|시간 제한||메모리 제한||제출||정답||맞은 사람||정답 비율|
|1 초||128 MB||2||2||2||100.000%|
Our country needs to be connected by highways that need to be repaired every once in a while. A committee chosen by the government of our country tries to continually improve the condition of the main highway imaginatively named “A1” by finding the first damage that needs to be fixed. Starting with the first damage the highway is divided into segments of the same length. A damage fixing team is then being sent to each segment containing damage. Since there usually are much more damages than teams available, it would be advisable to divide the highway into segments of given length in such a way that the number of segments containing damages is as small as possible.
There are N known damages on the highway, each described by an integer representing its distance from the beginning of the highway in meters. The length of a segment is M meters (an integer). There are no damages within the first M meters.

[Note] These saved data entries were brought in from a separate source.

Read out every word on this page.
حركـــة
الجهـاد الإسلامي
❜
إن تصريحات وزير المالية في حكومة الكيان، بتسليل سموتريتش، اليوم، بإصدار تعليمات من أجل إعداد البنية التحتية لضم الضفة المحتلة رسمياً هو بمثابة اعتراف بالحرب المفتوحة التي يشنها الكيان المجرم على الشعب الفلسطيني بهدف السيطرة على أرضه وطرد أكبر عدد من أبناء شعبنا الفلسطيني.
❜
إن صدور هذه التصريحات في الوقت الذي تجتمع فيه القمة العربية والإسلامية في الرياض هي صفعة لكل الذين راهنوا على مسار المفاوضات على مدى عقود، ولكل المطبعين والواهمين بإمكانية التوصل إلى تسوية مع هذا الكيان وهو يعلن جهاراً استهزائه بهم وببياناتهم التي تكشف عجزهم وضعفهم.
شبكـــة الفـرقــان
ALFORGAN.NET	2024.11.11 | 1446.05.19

The first segment has to start within the first M meters of the highway. If the first segment starts at the Kth meter then Lth segment starts at the (K+(L-1)*M)th meter of the highway. A team can fix all damages occurring within one segment starting with the first meter of the segment and ending with the last meter of that segment.
Write a program that will determine the minimal number of damage fixing teams needed to fix all damages occurring on the highway “A1” and all possible beginnings of the first segment.
The first line of the input file contains two whole numbers M and N separated by a space character, 1 ≤ M, N ≤ 100 000, where M is a length of a segment and N is a number of damages occurring on the highway.
The second line contains N whole numbers separated by a space character representing the positions of all damages. Each of those numbers is greater than M and less than or equal to 2 000 000 000 (two billion). The sequence of N numbers given in the second line will always be strictly increasing sequence.
The first line of the output file should contain the minimal number of damage fixing teams.
The second line should contain all the positions where the first segment can begin. These numbers should be separated by a space character and they must form a strictly increasing sequence.
3 5 4 5 7 8 9
4 3 7 14 15
2 1 2 4
2 10 3 4 7 8 12 13 14 15 20 21
7 1 2